Solar technology is being embraced worldwide; and in almost every case the resurgence in interest is directly linked to government policy.
One enthusiastic supporter of the technology is Japan. As a territory not exactly known for its mineral wealth and also hamstrung by factors that put hydro and wind power out of contention for renewable power sources, the enthusiasm with which the tiny nation has greeted solar technology should come as no surprise.
The oil crisis of the 1970’s provided the initial impetus, certainly since the seventies the nation has been intent on increasing its energy self-sufficiency. Indeed it was in 1974, hard on the heels of the first oil crisis of 1973 that the Sunshine Project, a government initiative tasked with conducting research into making the country energy self-sufficient, was set up.
Subsequent government-provided subsidies for residential solar units stimulated the market further. According to a report from the Solar Electric Power Association (SEPA) it was these changes in federal policy that really led to the Japanese embrace of the PV market.The report Policy Changes Trigger Resurgence of Japan’s Solar Market, points to the program of subsidies that commenced in the mid-1990s and ran until 2006 as driving the nation’s embrace of solar power.
Japan has more recently introduced another government measure set to drive further domestic investment – the program contributes to the cost of solar systems to the tune of 70,000 yen per 1 kW up to about 650, 000 yen, and has been in effect from the start of 2009.
Around the time the Japanese enthusiasm for solar was on the wane, the European markets took up the slack, also as a result of a change in government policy. Feed-in tariffs (FIT) accelerated investment in solar power by way of guaranteeing the purchase of any extra electricity produced, thus paying homeowners and business for excess energy.

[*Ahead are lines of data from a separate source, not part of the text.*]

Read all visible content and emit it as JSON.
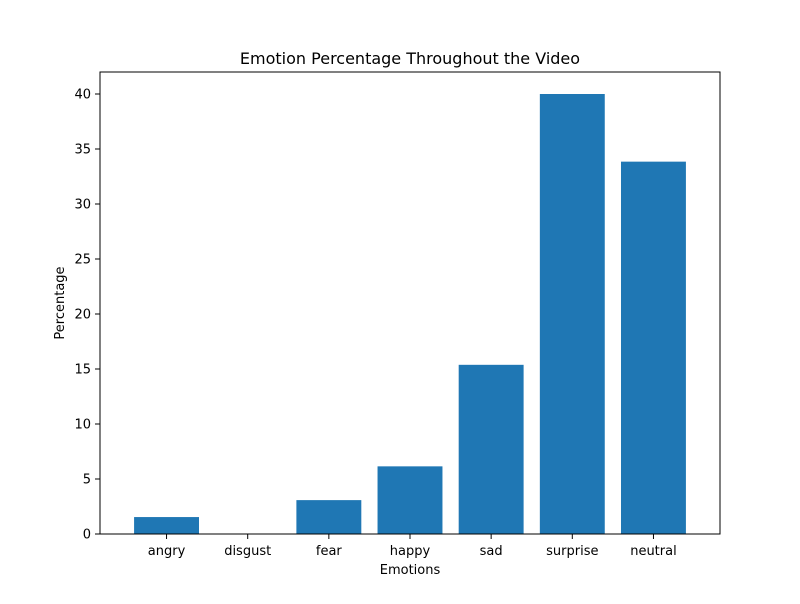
{
  "chart_data": {
    "type": "bar",
    "title": "Emotion Percentage Throughout the Video",
    "xlabel": "Emotions",
    "ylabel": "Percentage",
    "categories": [
      "angry",
      "disgust",
      "fear",
      "happy",
      "sad",
      "surprise",
      "neutral"
    ],
    "values": [
      1.54,
      0.0,
      3.08,
      6.15,
      15.38,
      40.0,
      33.85
    ],
    "ylim": [
      0,
      42
    ],
    "yticks": [
      0,
      5,
      10,
      15,
      20,
      25,
      30,
      35,
      40
    ],
    "grid": false,
    "legend": "none",
    "bar_color": "#1f77b4"
  }
}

There is no doubt that Europe leads the world in installed capacity with, according to a 2012 report from the European Photovoltaic Industry Association, about 75 per cent of global solar photovoltaic capacity.

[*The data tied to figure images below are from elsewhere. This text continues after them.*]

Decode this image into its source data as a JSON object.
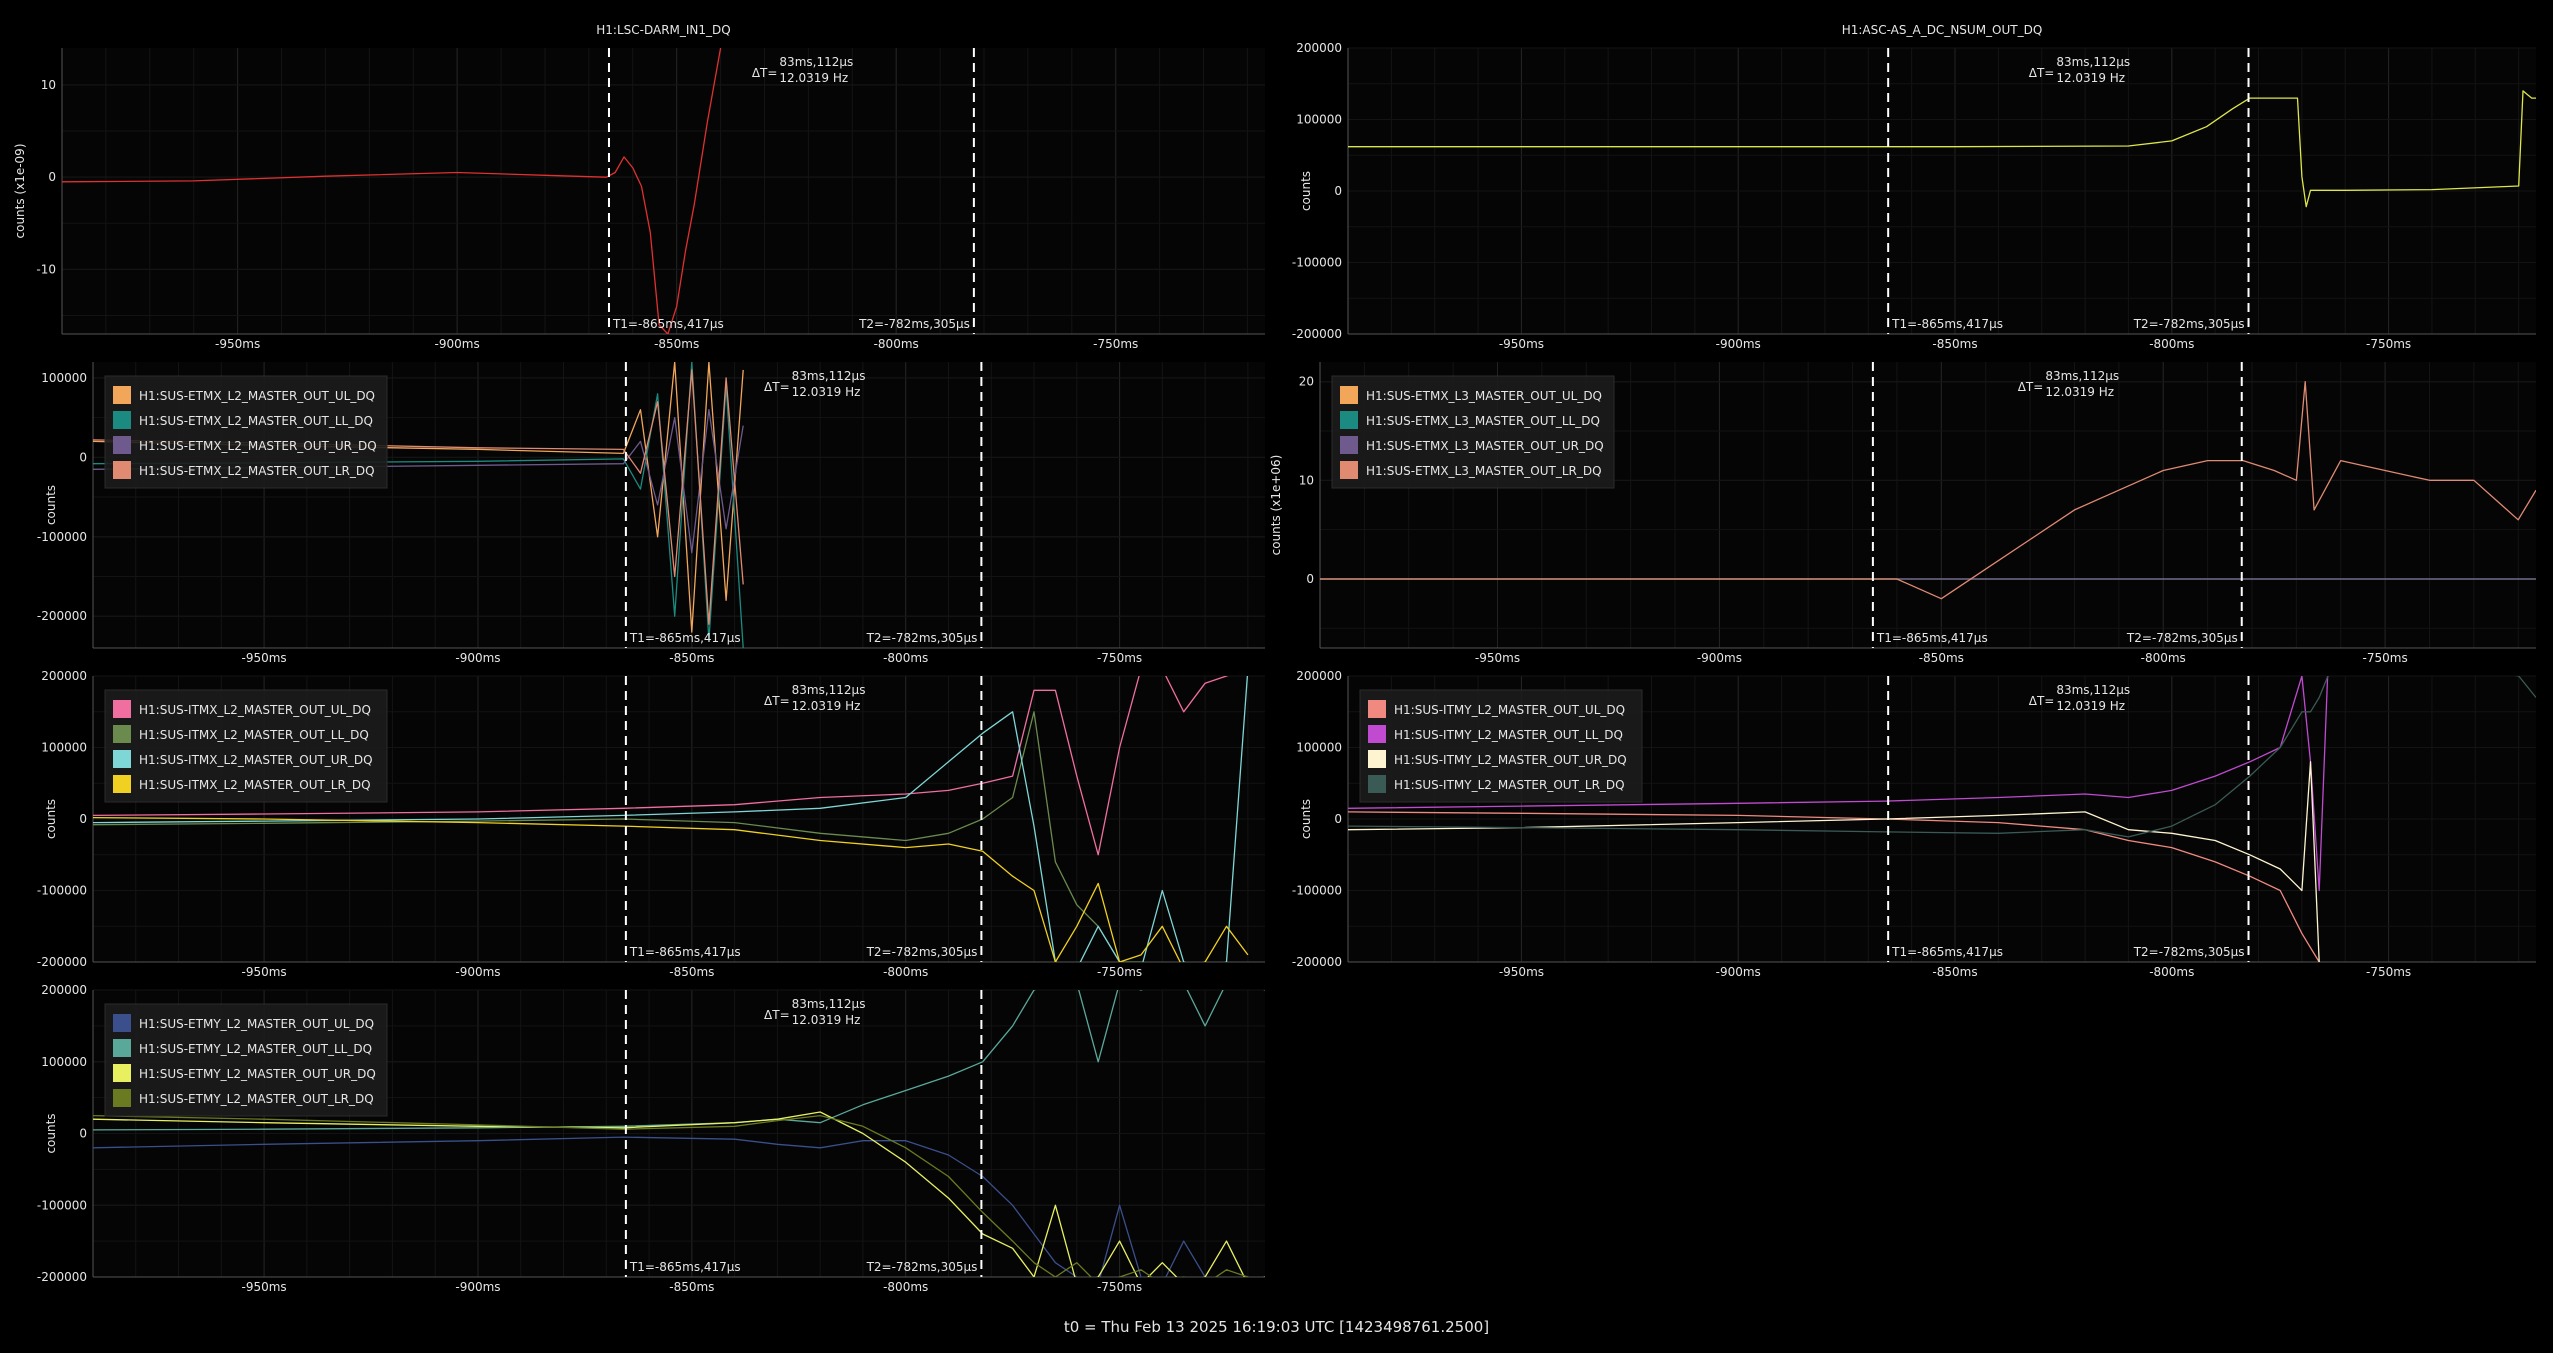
{
  "footer": "t0 = Thu Feb 13 2025 16:19:03 UTC [1423498761.2500]",
  "x_ticks": [
    "-950ms",
    "-900ms",
    "-850ms",
    "-800ms",
    "-750ms"
  ],
  "cursors": {
    "t1_label": "T1=-865ms,417µs",
    "t2_label": "T2=-782ms,305µs",
    "dt_prefix": "ΔT=",
    "dt_value": "83ms,112µs",
    "dt_freq": "12.0319 Hz"
  },
  "chart_data": [
    {
      "type": "line",
      "title": "H1:LSC-DARM_IN1_DQ",
      "ylabel": "counts (x1e-09)",
      "xlim": [
        -990,
        -716
      ],
      "ylim": [
        -17,
        14
      ],
      "yticks": [
        10,
        0,
        -10
      ],
      "ytick_labels": [
        "10",
        "0",
        "-10"
      ],
      "x": [
        -990,
        -960,
        -930,
        -900,
        -880,
        -866,
        -864,
        -862,
        -860,
        -858,
        -856,
        -854,
        -852,
        -850,
        -848,
        -846,
        -843,
        -840
      ],
      "series": [
        {
          "color": "#e03030",
          "values": [
            -0.5,
            -0.4,
            0.1,
            0.5,
            0.2,
            0.0,
            0.5,
            2.2,
            1.0,
            -1.0,
            -6.0,
            -16.0,
            -17.0,
            -14.0,
            -8.0,
            -3.0,
            6.0,
            14.0
          ]
        }
      ]
    },
    {
      "type": "line",
      "title": "H1:ASC-AS_A_DC_NSUM_OUT_DQ",
      "ylabel": "counts",
      "xlim": [
        -990,
        -716
      ],
      "ylim": [
        -200000,
        200000
      ],
      "yticks": [
        200000,
        100000,
        0,
        -100000,
        -200000
      ],
      "ytick_labels": [
        "200000",
        "100000",
        "0",
        "-100000",
        "-200000"
      ],
      "x": [
        -990,
        -900,
        -850,
        -810,
        -800,
        -792,
        -786,
        -782,
        -776,
        -771,
        -770,
        -769,
        -768,
        -760,
        -740,
        -720,
        -719,
        -718,
        -717,
        -716
      ],
      "series": [
        {
          "color": "#dde64a",
          "values": [
            62000,
            62000,
            62000,
            63000,
            70000,
            90000,
            115000,
            130000,
            130000,
            130000,
            20000,
            -22000,
            1000,
            1000,
            2000,
            7000,
            140000,
            135000,
            130000,
            130000
          ]
        }
      ]
    },
    {
      "type": "line",
      "ylabel": "counts",
      "xlim": [
        -990,
        -716
      ],
      "ylim": [
        -240000,
        120000
      ],
      "yticks": [
        100000,
        0,
        -100000,
        -200000
      ],
      "ytick_labels": [
        "100000",
        "0",
        "-100000",
        "-200000"
      ],
      "legend": {
        "position": "top-left"
      },
      "x": [
        -990,
        -950,
        -900,
        -866,
        -862,
        -858,
        -854,
        -850,
        -846,
        -842,
        -838
      ],
      "series": [
        {
          "name": "H1:SUS-ETMX_L2_MASTER_OUT_UL_DQ",
          "color": "#f2a65a",
          "values": [
            20000,
            15000,
            10000,
            5000,
            60000,
            -100000,
            120000,
            -220000,
            120000,
            -180000,
            110000
          ]
        },
        {
          "name": "H1:SUS-ETMX_L2_MASTER_OUT_LL_DQ",
          "color": "#1b8a80",
          "values": [
            -8000,
            -7000,
            -5000,
            -2000,
            -40000,
            80000,
            -200000,
            120000,
            -230000,
            90000,
            -240000
          ]
        },
        {
          "name": "H1:SUS-ETMX_L2_MASTER_OUT_UR_DQ",
          "color": "#6e5a8c",
          "values": [
            -15000,
            -13000,
            -10000,
            -8000,
            20000,
            -60000,
            50000,
            -120000,
            60000,
            -90000,
            40000
          ]
        },
        {
          "name": "H1:SUS-ETMX_L2_MASTER_OUT_LR_DQ",
          "color": "#e08a72",
          "values": [
            22000,
            18000,
            12000,
            10000,
            -20000,
            70000,
            -150000,
            110000,
            -210000,
            100000,
            -160000
          ]
        }
      ]
    },
    {
      "type": "line",
      "ylabel": "counts (x1e+06)",
      "xlim": [
        -990,
        -716
      ],
      "ylim": [
        -7,
        22
      ],
      "yticks": [
        20,
        10,
        0
      ],
      "ytick_labels": [
        "20",
        "10",
        "0"
      ],
      "legend": {
        "position": "top-left"
      },
      "x": [
        -990,
        -900,
        -870,
        -860,
        -850,
        -840,
        -830,
        -820,
        -810,
        -800,
        -790,
        -782,
        -775,
        -770,
        -768,
        -766,
        -760,
        -750,
        -740,
        -730,
        -725,
        -720,
        -716
      ],
      "series": [
        {
          "name": "H1:SUS-ETMX_L3_MASTER_OUT_UL_DQ",
          "color": "#f2a65a",
          "values": [
            0,
            0,
            0,
            0,
            0,
            0,
            0,
            0,
            0,
            0,
            0,
            0,
            0,
            0,
            0,
            0,
            0,
            0,
            0,
            0,
            0,
            0,
            0
          ]
        },
        {
          "name": "H1:SUS-ETMX_L3_MASTER_OUT_LL_DQ",
          "color": "#1b8a80",
          "values": [
            0,
            0,
            0,
            0,
            0,
            0,
            0,
            0,
            0,
            0,
            0,
            0,
            0,
            0,
            0,
            0,
            0,
            0,
            0,
            0,
            0,
            0,
            0
          ]
        },
        {
          "name": "H1:SUS-ETMX_L3_MASTER_OUT_UR_DQ",
          "color": "#6e5a8c",
          "values": [
            0,
            0,
            0,
            0,
            0,
            0,
            0,
            0,
            0,
            0,
            0,
            0,
            0,
            0,
            0,
            0,
            0,
            0,
            0,
            0,
            0,
            0,
            0
          ]
        },
        {
          "name": "H1:SUS-ETMX_L3_MASTER_OUT_LR_DQ",
          "color": "#e08a72",
          "values": [
            0,
            0,
            0,
            0,
            -2,
            1,
            4,
            7,
            9,
            11,
            12,
            12,
            11,
            10,
            20,
            7,
            12,
            11,
            10,
            10,
            8,
            6,
            9
          ]
        }
      ]
    },
    {
      "type": "line",
      "ylabel": "counts",
      "xlim": [
        -990,
        -716
      ],
      "ylim": [
        -200000,
        200000
      ],
      "yticks": [
        200000,
        100000,
        0,
        -100000,
        -200000
      ],
      "ytick_labels": [
        "200000",
        "100000",
        "0",
        "-100000",
        "-200000"
      ],
      "legend": {
        "position": "top-left"
      },
      "x": [
        -990,
        -950,
        -900,
        -866,
        -840,
        -820,
        -800,
        -790,
        -782,
        -775,
        -770,
        -765,
        -760,
        -755,
        -750,
        -745,
        -740,
        -735,
        -730,
        -725,
        -720
      ],
      "series": [
        {
          "name": "H1:SUS-ITMX_L2_MASTER_OUT_UL_DQ",
          "color": "#f06ea0",
          "values": [
            5000,
            7000,
            10000,
            15000,
            20000,
            30000,
            35000,
            40000,
            50000,
            60000,
            180000,
            180000,
            60000,
            -50000,
            100000,
            210000,
            210000,
            150000,
            190000,
            200000,
            210000
          ]
        },
        {
          "name": "H1:SUS-ITMX_L2_MASTER_OUT_LL_DQ",
          "color": "#6a8a4e",
          "values": [
            -8000,
            -6000,
            -3000,
            0,
            -5000,
            -20000,
            -30000,
            -20000,
            0,
            30000,
            150000,
            -60000,
            -120000,
            -150000,
            -200000,
            -200000,
            -210000,
            -210000,
            -200000,
            -210000,
            -210000
          ]
        },
        {
          "name": "H1:SUS-ITMX_L2_MASTER_OUT_UR_DQ",
          "color": "#7fd6d6",
          "values": [
            -5000,
            -3000,
            0,
            5000,
            10000,
            15000,
            30000,
            80000,
            120000,
            150000,
            -10000,
            -200000,
            -210000,
            -150000,
            -200000,
            -210000,
            -100000,
            -200000,
            -210000,
            -200000,
            210000
          ]
        },
        {
          "name": "H1:SUS-ITMX_L2_MASTER_OUT_LR_DQ",
          "color": "#f0d020",
          "values": [
            2000,
            0,
            -5000,
            -10000,
            -15000,
            -30000,
            -40000,
            -35000,
            -45000,
            -80000,
            -100000,
            -200000,
            -150000,
            -90000,
            -200000,
            -190000,
            -150000,
            -210000,
            -200000,
            -150000,
            -190000
          ]
        }
      ]
    },
    {
      "type": "line",
      "ylabel": "counts",
      "xlim": [
        -990,
        -716
      ],
      "ylim": [
        -200000,
        200000
      ],
      "yticks": [
        200000,
        100000,
        0,
        -100000,
        -200000
      ],
      "ytick_labels": [
        "200000",
        "100000",
        "0",
        "-100000",
        "-200000"
      ],
      "legend": {
        "position": "top-left"
      },
      "x": [
        -990,
        -950,
        -900,
        -866,
        -840,
        -820,
        -810,
        -800,
        -790,
        -782,
        -775,
        -770,
        -768,
        -766,
        -764,
        -760,
        -750,
        -740,
        -730,
        -720,
        -716
      ],
      "series": [
        {
          "name": "H1:SUS-ITMY_L2_MASTER_OUT_UL_DQ",
          "color": "#f08a80",
          "values": [
            10000,
            8000,
            5000,
            0,
            -5000,
            -15000,
            -30000,
            -40000,
            -60000,
            -80000,
            -100000,
            -160000,
            -180000,
            -200000,
            -210000,
            -210000,
            -210000,
            -210000,
            -210000,
            -210000,
            -210000
          ]
        },
        {
          "name": "H1:SUS-ITMY_L2_MASTER_OUT_LL_DQ",
          "color": "#c04ad0",
          "values": [
            15000,
            18000,
            22000,
            25000,
            30000,
            35000,
            30000,
            40000,
            60000,
            80000,
            100000,
            200000,
            80000,
            -100000,
            210000,
            210000,
            210000,
            210000,
            210000,
            210000,
            210000
          ]
        },
        {
          "name": "H1:SUS-ITMY_L2_MASTER_OUT_UR_DQ",
          "color": "#fff4d0",
          "values": [
            -15000,
            -12000,
            -5000,
            0,
            5000,
            10000,
            -15000,
            -20000,
            -30000,
            -50000,
            -70000,
            -100000,
            80000,
            -200000,
            -210000,
            -210000,
            -210000,
            -210000,
            -210000,
            -210000,
            -210000
          ]
        },
        {
          "name": "H1:SUS-ITMY_L2_MASTER_OUT_LR_DQ",
          "color": "#3a5a55",
          "values": [
            -10000,
            -12000,
            -15000,
            -18000,
            -20000,
            -15000,
            -25000,
            -10000,
            20000,
            60000,
            100000,
            150000,
            150000,
            170000,
            200000,
            210000,
            210000,
            210000,
            210000,
            200000,
            170000
          ]
        }
      ]
    },
    {
      "type": "line",
      "ylabel": "counts",
      "xlim": [
        -990,
        -716
      ],
      "ylim": [
        -200000,
        200000
      ],
      "yticks": [
        200000,
        100000,
        0,
        -100000,
        -200000
      ],
      "ytick_labels": [
        "200000",
        "100000",
        "0",
        "-100000",
        "-200000"
      ],
      "legend": {
        "position": "top-left"
      },
      "x": [
        -990,
        -950,
        -900,
        -866,
        -840,
        -830,
        -820,
        -810,
        -800,
        -790,
        -782,
        -775,
        -770,
        -765,
        -760,
        -755,
        -750,
        -745,
        -740,
        -735,
        -730,
        -725,
        -720,
        -716
      ],
      "series": [
        {
          "name": "H1:SUS-ETMY_L2_MASTER_OUT_UL_DQ",
          "color": "#3a4f8c",
          "values": [
            -20000,
            -15000,
            -10000,
            -5000,
            -8000,
            -15000,
            -20000,
            -10000,
            -10000,
            -30000,
            -60000,
            -100000,
            -140000,
            -180000,
            -200000,
            -210000,
            -100000,
            -200000,
            -210000,
            -150000,
            -200000,
            -210000,
            -200000,
            -210000
          ]
        },
        {
          "name": "H1:SUS-ETMY_L2_MASTER_OUT_LL_DQ",
          "color": "#5aa89a",
          "values": [
            5000,
            6000,
            8000,
            10000,
            15000,
            20000,
            15000,
            40000,
            60000,
            80000,
            100000,
            150000,
            200000,
            210000,
            210000,
            100000,
            210000,
            200000,
            210000,
            210000,
            150000,
            210000,
            210000,
            200000
          ]
        },
        {
          "name": "H1:SUS-ETMY_L2_MASTER_OUT_UR_DQ",
          "color": "#e8f060",
          "values": [
            20000,
            15000,
            10000,
            8000,
            15000,
            20000,
            30000,
            0,
            -40000,
            -90000,
            -140000,
            -160000,
            -200000,
            -100000,
            -210000,
            -200000,
            -150000,
            -210000,
            -180000,
            -210000,
            -200000,
            -150000,
            -210000,
            -200000
          ]
        },
        {
          "name": "H1:SUS-ETMY_L2_MASTER_OUT_LR_DQ",
          "color": "#6a7a20",
          "values": [
            25000,
            20000,
            12000,
            6000,
            10000,
            18000,
            25000,
            10000,
            -20000,
            -60000,
            -110000,
            -150000,
            -180000,
            -200000,
            -180000,
            -210000,
            -200000,
            -190000,
            -210000,
            -200000,
            -210000,
            -190000,
            -200000,
            -210000
          ]
        }
      ]
    }
  ]
}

The European Union‘s target of sourcing a fifth of its energy from renewables has already seen that target met and even passed in several EU member countries — in fact some by some estimates the entire area is well ahead of schedule in achieving this goal and is likely to be getting more than a third of its electricity from renewables by the end of the decade. The lion’s share of this is solar.
According to a United Nations report released in 2012, investment in solar energy leapt to $147 billion in 2011, a year to year increase of more than 50 per cent, and much of that was due to swelling demand for rooftop installation from Germany, Italy and Britain.

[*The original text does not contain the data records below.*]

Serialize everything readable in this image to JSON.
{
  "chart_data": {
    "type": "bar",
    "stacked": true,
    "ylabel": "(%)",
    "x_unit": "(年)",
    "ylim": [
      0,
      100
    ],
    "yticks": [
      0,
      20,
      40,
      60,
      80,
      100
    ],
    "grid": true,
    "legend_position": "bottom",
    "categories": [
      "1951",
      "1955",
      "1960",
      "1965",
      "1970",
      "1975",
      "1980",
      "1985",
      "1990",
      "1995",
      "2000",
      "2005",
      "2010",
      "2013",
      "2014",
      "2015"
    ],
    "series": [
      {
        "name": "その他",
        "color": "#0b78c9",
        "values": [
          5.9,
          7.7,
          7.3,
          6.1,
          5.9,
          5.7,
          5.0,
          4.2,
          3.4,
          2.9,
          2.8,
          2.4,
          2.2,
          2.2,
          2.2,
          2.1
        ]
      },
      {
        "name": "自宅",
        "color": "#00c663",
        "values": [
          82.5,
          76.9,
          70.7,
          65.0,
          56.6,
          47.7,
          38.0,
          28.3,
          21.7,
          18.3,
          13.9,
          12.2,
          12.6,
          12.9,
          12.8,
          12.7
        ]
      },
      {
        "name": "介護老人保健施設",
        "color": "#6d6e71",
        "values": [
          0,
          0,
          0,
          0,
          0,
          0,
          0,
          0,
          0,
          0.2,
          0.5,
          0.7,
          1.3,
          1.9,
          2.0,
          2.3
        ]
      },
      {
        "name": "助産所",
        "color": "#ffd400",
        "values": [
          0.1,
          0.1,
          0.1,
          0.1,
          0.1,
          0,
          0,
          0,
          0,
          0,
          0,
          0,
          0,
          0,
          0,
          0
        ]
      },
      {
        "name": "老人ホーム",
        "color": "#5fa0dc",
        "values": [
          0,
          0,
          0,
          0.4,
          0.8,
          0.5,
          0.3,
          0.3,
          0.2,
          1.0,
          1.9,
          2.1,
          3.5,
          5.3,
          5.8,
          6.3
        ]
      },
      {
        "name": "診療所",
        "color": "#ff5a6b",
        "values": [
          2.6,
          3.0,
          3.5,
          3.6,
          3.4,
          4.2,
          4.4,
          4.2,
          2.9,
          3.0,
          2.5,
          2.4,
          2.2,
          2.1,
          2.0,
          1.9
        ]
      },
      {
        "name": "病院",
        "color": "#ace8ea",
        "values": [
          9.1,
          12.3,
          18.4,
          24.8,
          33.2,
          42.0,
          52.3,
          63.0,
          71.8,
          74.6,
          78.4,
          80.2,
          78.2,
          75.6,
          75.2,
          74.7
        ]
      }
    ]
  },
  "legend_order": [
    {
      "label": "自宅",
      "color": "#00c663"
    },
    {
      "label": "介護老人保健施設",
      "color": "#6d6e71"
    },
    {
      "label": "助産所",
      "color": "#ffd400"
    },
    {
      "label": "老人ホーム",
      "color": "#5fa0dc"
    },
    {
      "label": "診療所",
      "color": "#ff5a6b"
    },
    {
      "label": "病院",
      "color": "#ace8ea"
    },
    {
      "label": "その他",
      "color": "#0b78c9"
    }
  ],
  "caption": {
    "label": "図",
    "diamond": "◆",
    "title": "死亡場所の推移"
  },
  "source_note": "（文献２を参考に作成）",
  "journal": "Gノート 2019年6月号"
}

Smaller Central and Eastern European markets are also experiencing an uptick in adoption of solar technology due to government support. Ukraine provides a good example, with the stated intention of generating 30 per cent of its energy from renewable sources by the target date of 2015 — an ambition, which, if reached, will triple the level of 2010.
Meanwhile, the uptake of solar capacity in the United States for the first three quarters of 2012 alone has already overtaken the corresponding total for 2011 in its entirety. Solar installations spiked by 44 per cent in the third quarter alone according to figures from the Solar Energy Industries Association (SEIA) and GTM Research. The US, not usually a prime market for solar, now has more than 5.9 gigawatts (GW) of solar PV generating electricity across the country and another 500 MW of concentrating solar; figures which bring the total number of households on the receiving end to about a million. The lion’s share of this growth (684 MW in the third quarter alone) can be attributed to small residential PV installation and on-site commercial systems. Expectations for Q4, unavailable as of this writing, are even higher, with more than 1.2 GW of PV forecast for installation next quarter as developers scrabble to meet year-end deadlines. Certainly Q4 historically provides the lion’s share of installations — in 2010 the figure for final quarter installations was 41 per cent, in 2011 the corresponding figure was slightly higher, at 42 per cent. Should that trend be borne out in the final quarter of the current year, Q4 2012 would be the best quarter for the American solar PV market on record. “We expect to see the residential PV market post another record number in Q4,” says Shayle Kann, vice president of research at GTM, “as third party residential installers gain more traction in mature, cost-effective markets.”
The influence of government policy cannot be understated, particularly in connection with feed-in-tariffs. The knock-on effect of both the provision and the revocation of this policy initiative becomes evident in short order.
According to the Bloomberg New Energy Finance’s Global Trends in Renewable Energy Investment 2011, the most recent figures available, Spain’s investment in renewables across the board dropped by more than half as the impact of governmental policy took hold. The policy changes, cuts to the solar feed-in-tariff, depressed the market even when word of them first appeared as rumour several months prior to introduction.
Conversely, as noted in the same report, the introduction of a feed-in-tariff scheme in the United Kingdom resulted in a spike in interest, accounting for 45MW of new solar capacity being installed between the introduction of the scheme in April and year’s end.